There is no formal standard on what a web design is - it can be as simple as a scribble on the back of a napkin, or as complex as an animated, interactive prototype that looks real. We'll go through some of the well established tools in use by designers around the world, but this is by no means a comprehensive list.

Design tools

✨ Gravit Designer


Gravit Designer is a free, open source and cross-platform vector-based design application. We'll be using this throughout the course, not only because it's free, but also because it has a simpler interface free of extraneous features that aren't really needed in web design.

Adobe Illustrator


Adobe Illustrator is a software that you probably heard of before.

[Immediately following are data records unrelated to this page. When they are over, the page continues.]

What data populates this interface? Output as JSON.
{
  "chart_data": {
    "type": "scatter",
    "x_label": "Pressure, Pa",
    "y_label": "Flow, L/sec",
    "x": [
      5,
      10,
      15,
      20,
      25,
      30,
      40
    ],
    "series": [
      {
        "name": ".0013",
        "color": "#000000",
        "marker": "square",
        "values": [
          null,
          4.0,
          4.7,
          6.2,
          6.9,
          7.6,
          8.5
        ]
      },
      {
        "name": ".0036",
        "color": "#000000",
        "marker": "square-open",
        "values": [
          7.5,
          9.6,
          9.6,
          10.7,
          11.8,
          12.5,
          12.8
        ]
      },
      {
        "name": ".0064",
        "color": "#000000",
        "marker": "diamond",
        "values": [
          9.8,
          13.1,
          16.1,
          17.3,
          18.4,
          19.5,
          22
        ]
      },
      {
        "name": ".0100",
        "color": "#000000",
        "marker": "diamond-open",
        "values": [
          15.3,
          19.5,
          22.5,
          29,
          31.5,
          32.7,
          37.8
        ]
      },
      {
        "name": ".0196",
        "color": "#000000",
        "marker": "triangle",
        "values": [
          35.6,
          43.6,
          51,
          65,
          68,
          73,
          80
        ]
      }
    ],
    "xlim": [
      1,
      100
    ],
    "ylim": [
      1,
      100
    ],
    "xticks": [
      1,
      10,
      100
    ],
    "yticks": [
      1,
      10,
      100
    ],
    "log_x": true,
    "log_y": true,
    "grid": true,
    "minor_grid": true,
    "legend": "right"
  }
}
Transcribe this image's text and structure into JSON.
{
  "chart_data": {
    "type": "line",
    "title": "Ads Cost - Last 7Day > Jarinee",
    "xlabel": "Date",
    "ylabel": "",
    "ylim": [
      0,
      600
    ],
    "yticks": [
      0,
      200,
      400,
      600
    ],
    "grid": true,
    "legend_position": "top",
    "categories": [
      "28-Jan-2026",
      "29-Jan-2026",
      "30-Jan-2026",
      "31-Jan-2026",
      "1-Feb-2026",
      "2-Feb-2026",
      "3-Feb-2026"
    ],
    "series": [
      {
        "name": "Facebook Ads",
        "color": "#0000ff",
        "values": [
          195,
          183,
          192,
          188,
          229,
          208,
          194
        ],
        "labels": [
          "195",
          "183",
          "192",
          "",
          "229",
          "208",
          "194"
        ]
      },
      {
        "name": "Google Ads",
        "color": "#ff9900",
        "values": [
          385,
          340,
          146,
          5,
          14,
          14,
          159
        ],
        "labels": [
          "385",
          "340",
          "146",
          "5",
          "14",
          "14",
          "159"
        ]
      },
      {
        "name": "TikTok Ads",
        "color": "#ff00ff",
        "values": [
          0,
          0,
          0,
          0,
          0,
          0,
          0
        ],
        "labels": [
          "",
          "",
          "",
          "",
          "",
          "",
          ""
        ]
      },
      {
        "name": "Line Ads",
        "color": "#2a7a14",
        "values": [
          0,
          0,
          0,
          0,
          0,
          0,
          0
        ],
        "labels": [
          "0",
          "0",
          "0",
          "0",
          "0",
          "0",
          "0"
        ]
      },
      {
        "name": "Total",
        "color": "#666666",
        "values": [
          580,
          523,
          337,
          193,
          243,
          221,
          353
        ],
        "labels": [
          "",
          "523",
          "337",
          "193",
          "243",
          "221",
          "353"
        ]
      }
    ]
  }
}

It's the Photoshop of vector graphics, being a fully-fledged vector design application, having tools for web design as well as graphic, icon and asset design.

Prototyping tools

A design is usually a series of static images. While this might be enough for most cases, there are times where an interactive prototype might be useful. There are many tools that can do this, but we'll mention just one, that recently also became free.

Adobe XD


Adobe XD (from experience design) is Adobe's offering for generating interactive prototypes. It supports basic vector graphic and editing, but its main focus is in creating interactive prototypes by linking design screens based on interactions. It also allows easy sharing of generated prototypes via an online portal.

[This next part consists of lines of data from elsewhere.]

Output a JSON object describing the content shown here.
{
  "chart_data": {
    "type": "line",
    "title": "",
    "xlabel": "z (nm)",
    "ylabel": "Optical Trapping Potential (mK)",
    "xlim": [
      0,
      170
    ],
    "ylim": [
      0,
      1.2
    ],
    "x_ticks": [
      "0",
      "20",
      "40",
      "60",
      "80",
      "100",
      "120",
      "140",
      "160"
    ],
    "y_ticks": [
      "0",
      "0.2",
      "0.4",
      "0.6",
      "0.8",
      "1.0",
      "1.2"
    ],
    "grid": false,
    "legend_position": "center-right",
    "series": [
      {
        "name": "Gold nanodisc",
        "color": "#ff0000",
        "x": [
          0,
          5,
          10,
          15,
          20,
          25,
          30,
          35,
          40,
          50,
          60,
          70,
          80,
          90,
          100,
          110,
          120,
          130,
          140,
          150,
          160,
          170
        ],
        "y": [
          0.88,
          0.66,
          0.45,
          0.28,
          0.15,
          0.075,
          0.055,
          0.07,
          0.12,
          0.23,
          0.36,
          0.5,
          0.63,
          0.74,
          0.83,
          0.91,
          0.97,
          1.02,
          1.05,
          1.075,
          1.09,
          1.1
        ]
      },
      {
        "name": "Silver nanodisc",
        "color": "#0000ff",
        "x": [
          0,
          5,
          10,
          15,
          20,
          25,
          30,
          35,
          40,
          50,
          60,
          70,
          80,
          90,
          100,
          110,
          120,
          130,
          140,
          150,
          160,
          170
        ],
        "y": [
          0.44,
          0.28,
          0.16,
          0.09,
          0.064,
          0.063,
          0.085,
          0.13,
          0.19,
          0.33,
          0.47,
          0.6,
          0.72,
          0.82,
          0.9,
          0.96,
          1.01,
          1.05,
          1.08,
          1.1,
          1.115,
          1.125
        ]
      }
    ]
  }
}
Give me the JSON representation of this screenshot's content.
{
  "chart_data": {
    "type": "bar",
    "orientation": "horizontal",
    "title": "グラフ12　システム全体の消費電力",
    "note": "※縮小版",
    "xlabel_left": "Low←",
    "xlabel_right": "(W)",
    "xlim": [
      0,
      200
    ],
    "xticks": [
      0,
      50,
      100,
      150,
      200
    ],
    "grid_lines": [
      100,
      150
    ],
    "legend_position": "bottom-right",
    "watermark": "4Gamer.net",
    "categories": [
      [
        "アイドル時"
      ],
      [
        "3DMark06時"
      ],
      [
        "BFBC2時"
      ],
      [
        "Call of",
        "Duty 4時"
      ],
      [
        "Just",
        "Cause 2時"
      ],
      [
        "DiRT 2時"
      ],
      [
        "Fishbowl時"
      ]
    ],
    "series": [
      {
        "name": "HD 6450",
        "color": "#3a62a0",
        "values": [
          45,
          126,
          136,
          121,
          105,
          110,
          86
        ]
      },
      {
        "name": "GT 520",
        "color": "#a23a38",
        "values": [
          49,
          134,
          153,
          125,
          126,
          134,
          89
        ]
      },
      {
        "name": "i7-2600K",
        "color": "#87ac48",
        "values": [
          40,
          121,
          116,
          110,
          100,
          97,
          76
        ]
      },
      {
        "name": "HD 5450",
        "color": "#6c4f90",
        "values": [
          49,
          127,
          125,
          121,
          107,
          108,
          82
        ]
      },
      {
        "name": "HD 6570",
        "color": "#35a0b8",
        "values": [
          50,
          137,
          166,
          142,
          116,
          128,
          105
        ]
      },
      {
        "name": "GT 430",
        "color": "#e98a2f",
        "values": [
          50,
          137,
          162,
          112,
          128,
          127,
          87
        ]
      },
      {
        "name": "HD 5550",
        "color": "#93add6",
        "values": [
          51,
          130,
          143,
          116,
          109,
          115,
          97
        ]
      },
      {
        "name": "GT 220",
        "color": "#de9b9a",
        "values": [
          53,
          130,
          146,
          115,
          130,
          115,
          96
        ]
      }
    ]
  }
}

A note on bitmap versus vector graphics

You might have noticed that Photoshop or GIMP are nowhere to be seen in the list above. This is because of the types of graphics that they use. In short:

  • Photoshop and similar software are bitmap graphics editors
  • Illustrator and similar software are vector graphics editors


Image from Wikipedia

This is no small difference - vector graphics are fundamentally different from bitmap graphics, and they are better optimized for scaling on different sizes. Try opening this SVG image in your browser and zoom in. Now try the same with this bitmap image.

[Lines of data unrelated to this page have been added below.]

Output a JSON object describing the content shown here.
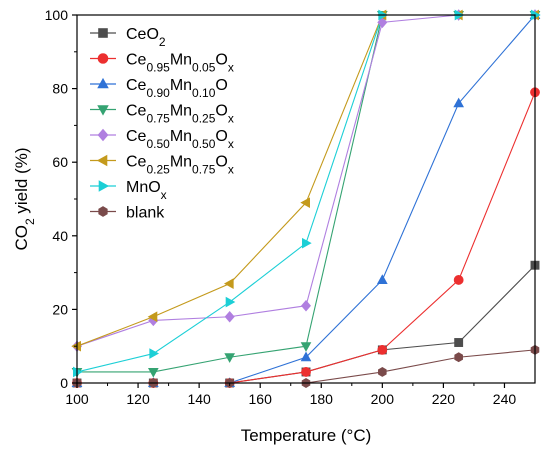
{
  "chart_data": {
    "type": "line",
    "xlabel": "Temperature (°C)",
    "ylabel_parts": [
      {
        "t": "CO"
      },
      {
        "t": "2",
        "sub": true
      },
      {
        "t": " yield (%)"
      }
    ],
    "xlim": [
      100,
      250
    ],
    "ylim": [
      0,
      100
    ],
    "x_ticks": [
      100,
      120,
      140,
      160,
      180,
      200,
      220,
      240
    ],
    "y_ticks": [
      0,
      20,
      40,
      60,
      80,
      100
    ],
    "x_tick_labels": [
      "100",
      "120",
      "140",
      "160",
      "180",
      "200",
      "220",
      "240"
    ],
    "y_tick_labels": [
      "0",
      "20",
      "40",
      "60",
      "80",
      "100"
    ],
    "legend_position": "top-left",
    "grid": false,
    "series": [
      {
        "name": "CeO2",
        "name_parts": [
          {
            "t": "CeO"
          },
          {
            "t": "2",
            "sub": true
          }
        ],
        "color": "#4d4d4d",
        "marker": "square",
        "x": [
          100,
          125,
          150,
          175,
          200,
          225,
          250
        ],
        "y": [
          0,
          0,
          0,
          3,
          9,
          11,
          32
        ]
      },
      {
        "name": "Ce0.95Mn0.05Ox",
        "name_parts": [
          {
            "t": "Ce"
          },
          {
            "t": "0.95",
            "sub": true
          },
          {
            "t": "Mn"
          },
          {
            "t": "0.05",
            "sub": true
          },
          {
            "t": "O"
          },
          {
            "t": "x",
            "sub": true
          }
        ],
        "color": "#ec2f2f",
        "marker": "circle",
        "x": [
          100,
          125,
          150,
          175,
          200,
          225,
          250
        ],
        "y": [
          0,
          0,
          0,
          3,
          9,
          28,
          79
        ]
      },
      {
        "name": "Ce0.90Mn0.10O",
        "name_parts": [
          {
            "t": "Ce"
          },
          {
            "t": "0.90",
            "sub": true
          },
          {
            "t": "Mn"
          },
          {
            "t": "0.10",
            "sub": true
          },
          {
            "t": "O"
          }
        ],
        "color": "#2f72d6",
        "marker": "triangle-up",
        "x": [
          100,
          125,
          150,
          175,
          200,
          225,
          250
        ],
        "y": [
          0,
          0,
          0,
          7,
          28,
          76,
          100
        ]
      },
      {
        "name": "Ce0.75Mn0.25Ox",
        "name_parts": [
          {
            "t": "Ce"
          },
          {
            "t": "0.75",
            "sub": true
          },
          {
            "t": "Mn"
          },
          {
            "t": "0.25",
            "sub": true
          },
          {
            "t": "O"
          },
          {
            "t": "x",
            "sub": true
          }
        ],
        "color": "#35a372",
        "marker": "triangle-down",
        "x": [
          100,
          125,
          150,
          175,
          200,
          225,
          250
        ],
        "y": [
          3,
          3,
          7,
          10,
          100,
          100,
          100
        ]
      },
      {
        "name": "Ce0.50Mn0.50Ox",
        "name_parts": [
          {
            "t": "Ce"
          },
          {
            "t": "0.50",
            "sub": true
          },
          {
            "t": "Mn"
          },
          {
            "t": "0.50",
            "sub": true
          },
          {
            "t": "O"
          },
          {
            "t": "x",
            "sub": true
          }
        ],
        "color": "#b07fe0",
        "marker": "diamond",
        "x": [
          100,
          125,
          150,
          175,
          200,
          225,
          250
        ],
        "y": [
          10,
          17,
          18,
          21,
          98,
          100,
          100
        ]
      },
      {
        "name": "Ce0.25Mn0.75Ox",
        "name_parts": [
          {
            "t": "Ce"
          },
          {
            "t": "0.25",
            "sub": true
          },
          {
            "t": "Mn"
          },
          {
            "t": "0.75",
            "sub": true
          },
          {
            "t": "O"
          },
          {
            "t": "x",
            "sub": true
          }
        ],
        "color": "#c49a1c",
        "marker": "triangle-left",
        "x": [
          100,
          125,
          150,
          175,
          200,
          225,
          250
        ],
        "y": [
          10,
          18,
          27,
          49,
          100,
          100,
          100
        ]
      },
      {
        "name": "MnOx",
        "name_parts": [
          {
            "t": "MnO"
          },
          {
            "t": "x",
            "sub": true
          }
        ],
        "color": "#1ccfd6",
        "marker": "triangle-right",
        "x": [
          100,
          125,
          150,
          175,
          200,
          225,
          250
        ],
        "y": [
          3,
          8,
          22,
          38,
          100,
          100,
          100
        ]
      },
      {
        "name": "blank",
        "name_parts": [
          {
            "t": "blank"
          }
        ],
        "color": "#7a4a4a",
        "marker": "hexagon",
        "x": [
          100,
          125,
          150,
          175,
          200,
          225,
          250
        ],
        "y": [
          0,
          0,
          0,
          0,
          3,
          7,
          9
        ]
      }
    ]
  }
}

You can read more about the difference between vector and bitmap graphichs in this article from Lifewire.

UI Patterns

User interface patterns are solutions for common design problems, such as - how do I get input from an user ? These patterns are established by years of grahical design software, and it's a good thing to be aware of them and try to use them in your designs.

The key thing to keep in mind when talking about UI patterns is - never surprise, always delight. That is, don't reinvent standard controls. For example, if the user of your website wants to search for something, he or she will most probably look for an icon similar to this one: 🔍 and will most likely expect for a text input field either to open up when clicking the icon, or to be beside the icon.

If you change the icon too much, or use another icon altogether, you run into the risk of confusing the user. This is why sites such as and exist that are focused on discovering and teaching designers on what patterns to use.

Dark Patterns

Similar to UI patterns, you can also find information on dark patterns. These are user interfaces meant to fool the user into doing things that they might not have wanted to do. A very often encountered dark pattern is the install wizard that automatically checks the install box for a browser toolbar or some other extra software that the user might not want.

You can learn more about dark patterns here.


An example of a dark pattern in a setup program.